Over the past few years, several states have introduced legislation to hold PBMs accountable, bolster state budgets and help make it easier to pass savings along to patients. New Jersey passed and implemented a reverse auction that is saving the state $2.5 billion over five years. Maryland passed a similar bill in the past several weeks. In 2018, I worked with Secretary Azar to develop a proposal that would have delivered the most meaningful change on drug costs in decades. This remains important and states need this now more than ever.
How would a PBA model work? For starters, it would automatically rid the system of rebates that are driving up costs at the pharmacy counter, and convert them to savings for consumers and employers. Research published recently by the USC Schaeffer Center for Health Policy & Economics suggests a $1 increase in rebates is associated with a $1.17 increase in list price. Consider the example of Humalog, a popular insulin medication: on average, the monthly net price (the real-world cost) for the drug was $135 per patient in 2018 compared with an average list price of $594. There is little reason to doubt that most patients would pay closer to the net price if their insurer used a PBA.

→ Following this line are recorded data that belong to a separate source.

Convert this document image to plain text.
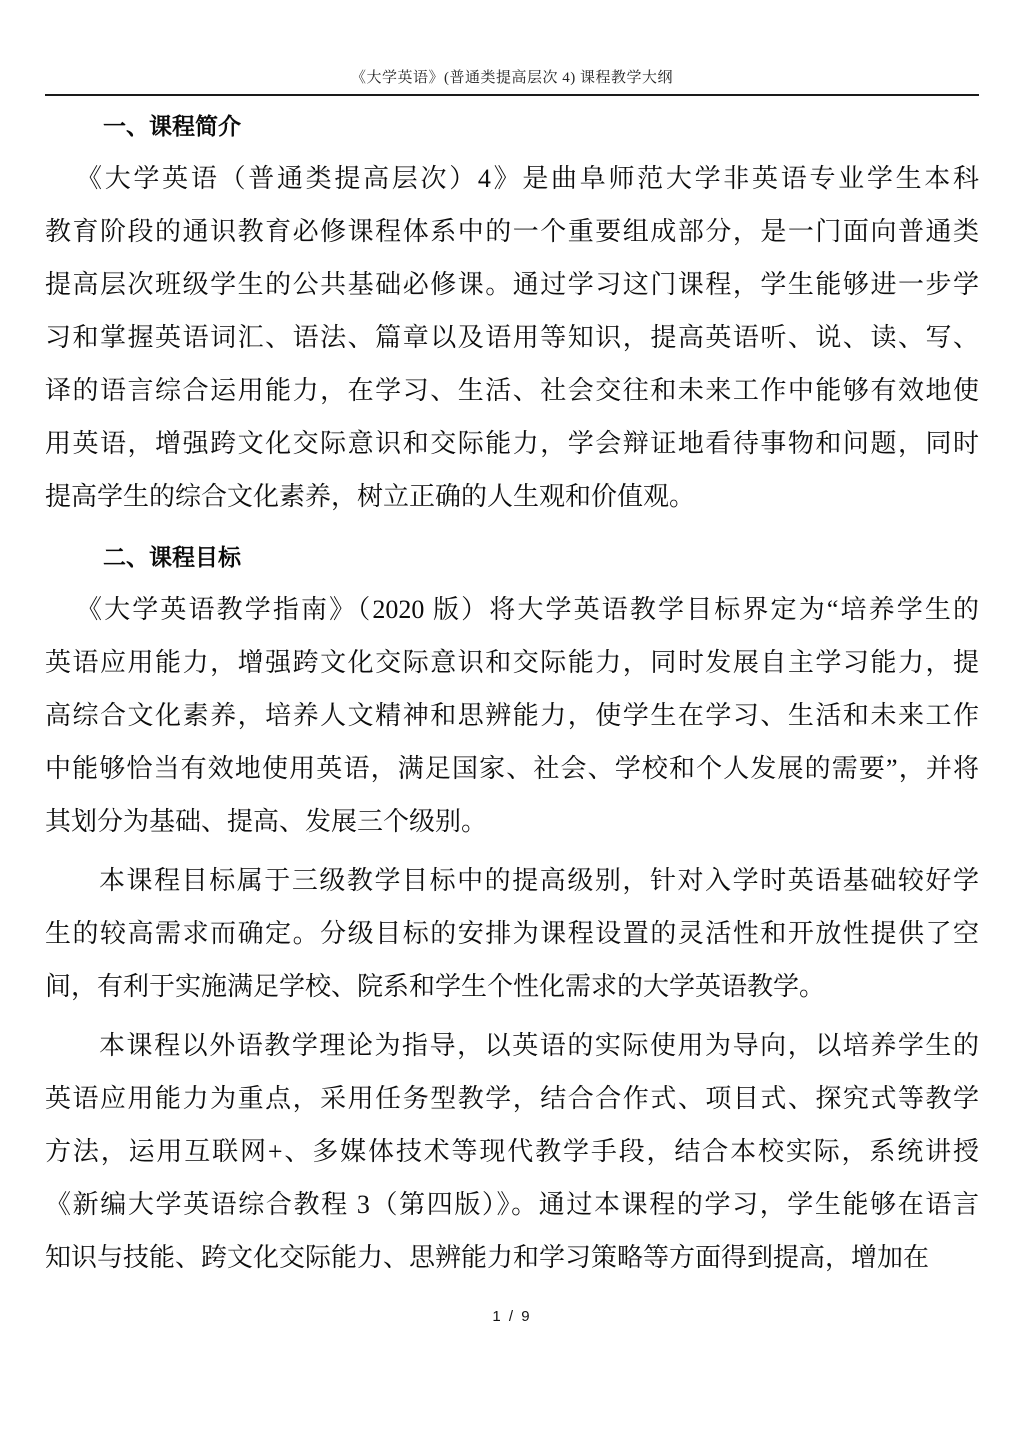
《大学英语》(普通类提高层次 4) 课程教学大纲
一、课程简介
《大学英语（普通类提高层次）4》是曲阜师范大学非英语专业学生本科
教育阶段的通识教育必修课程体系中的一个重要组成部分，是一门面向普通类
提高层次班级学生的公共基础必修课。通过学习这门课程，学生能够进一步学
习和掌握英语词汇、语法、篇章以及语用等知识，提高英语听、说、读、写、
译的语言综合运用能力，在学习、生活、社会交往和未来工作中能够有效地使
用英语，增强跨文化交际意识和交际能力，学会辩证地看待事物和问题，同时
提高学生的综合文化素养，树立正确的人生观和价值观。
二、课程目标
《大学英语教学指南》（2020 版）将大学英语教学目标界定为“培养学生的
英语应用能力，增强跨文化交际意识和交际能力，同时发展自主学习能力，提
高综合文化素养，培养人文精神和思辨能力，使学生在学习、生活和未来工作
中能够恰当有效地使用英语，满足国家、社会、学校和个人发展的需要”，并将
其划分为基础、提高、发展三个级别。
本课程目标属于三级教学目标中的提高级别，针对入学时英语基础较好学
生的较高需求而确定。分级目标的安排为课程设置的灵活性和开放性提供了空
间，有利于实施满足学校、院系和学生个性化需求的大学英语教学。
本课程以外语教学理论为指导，以英语的实际使用为导向，以培养学生的
英语应用能力为重点，采用任务型教学，结合合作式、项目式、探究式等教学
方法，运用互联网+、多媒体技术等现代教学手段，结合本校实际，系统讲授
《新编大学英语综合教程 3（第四版）》。通过本课程的学习，学生能够在语言
知识与技能、跨文化交际能力、思辨能力和学习策略等方面得到提高，增加在
1 / 9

Improved access is another likely result. A recent bipartisan letter asked Secretary Azar and Administrator Verma why only six percent of patients with high cholesterol could get PCSK9s for a copay less than $50. A recent Avalere analysis shows the situation may be improving as one-third of all Medicare Part D beneficiaries can now find these drugs on the preferred brand tier. But when drug companies lowered the list price of PCSK9s by 60 percent, many Part D plans moved these drugs to non-preferred tiers, which often cost patients more money.
Finally, PBAs wouldn’t be incentivized to negotiate deals that would favor one company or treatment just because of market share or sheer patient volume. Just the opposite, formularies would better reflect the latest innovation that we’re seeing across a number of disease areas, including cancer, diabetes and rheumatoid arthritis. Makers of these treatments would compete on offering the greatest efficacy with the fewest side effects at the lowest net cost.

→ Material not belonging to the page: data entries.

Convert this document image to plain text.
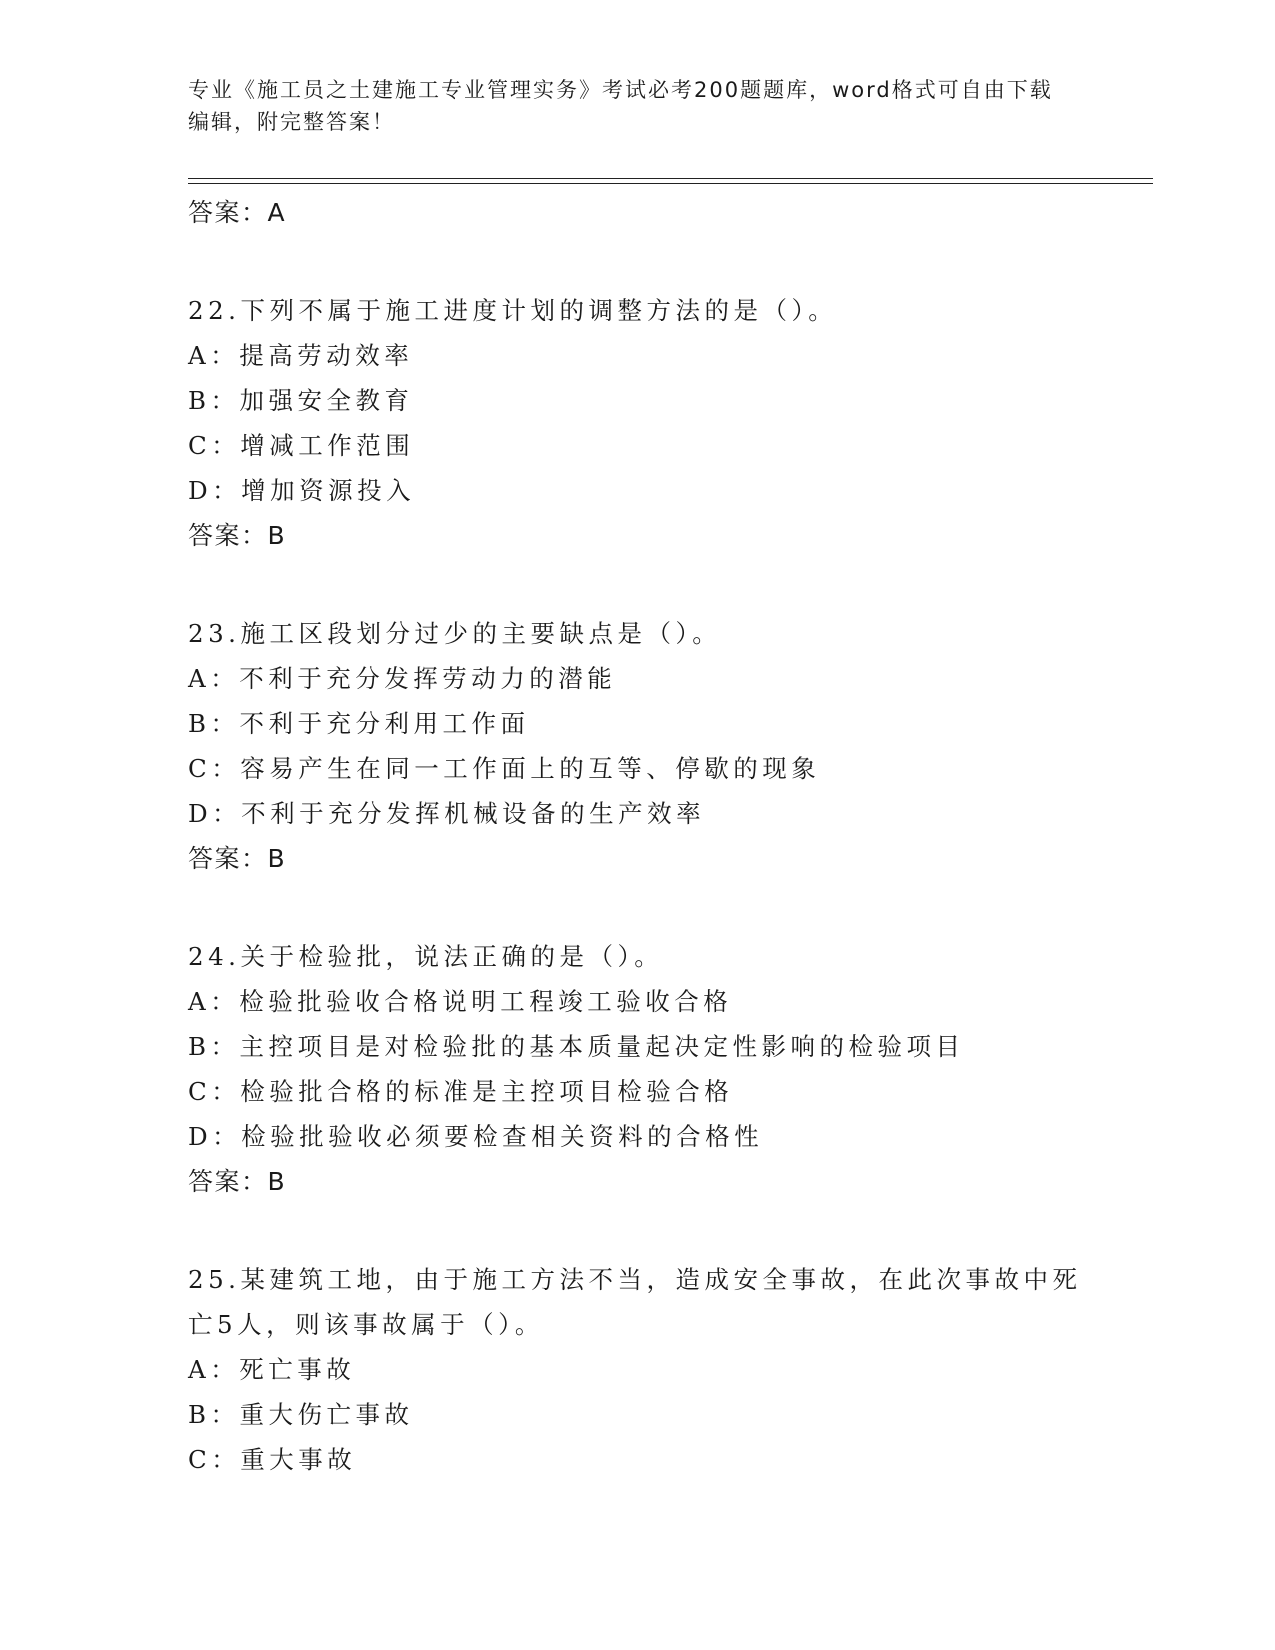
专业《施工员之土建施工专业管理实务》考试必考200题题库，word格式可自由下载编辑，附完整答案！

答案：A
22.下列不属于施工进度计划的调整方法的是（）。
A：提高劳动效率
B：加强安全教育
C：增减工作范围
D：增加资源投入
答案：B
23.施工区段划分过少的主要缺点是（）。
A：不利于充分发挥劳动力的潜能
B：不利于充分利用工作面
C：容易产生在同一工作面上的互等、停歇的现象
D：不利于充分发挥机械设备的生产效率
答案：B
24.关于检验批，说法正确的是（）。
A：检验批验收合格说明工程竣工验收合格
B：主控项目是对检验批的基本质量起决定性影响的检验项目
C：检验批合格的标准是主控项目检验合格
D：检验批验收必须要检查相关资料的合格性
答案：B
25.某建筑工地，由于施工方法不当，造成安全事故，在此次事故中死
亡5人，则该事故属于（）。
A：死亡事故
B：重大伤亡事故
C：重大事故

Democrats and Republicans deserve credit for working together to lower out-of-pocket costs. As COVID-19 creates a new set of challenges and opportunities for our health care system, particularly in the states, the one change that would benefit just about everyone who purchases medicines — individuals, companies, state governments, and many others — begins with a new approach for PBMs. We can all agree that breakthrough innovation doesn’t belong in a system where the middleman adds cost. Not anymore.
John O’Brien is a pharmacist and senior fellow at the USC Schaeffer Center for Health Policy & Economics. He does not receive money from companies making the drugs mentioned in this article nor the trade groups who represent them.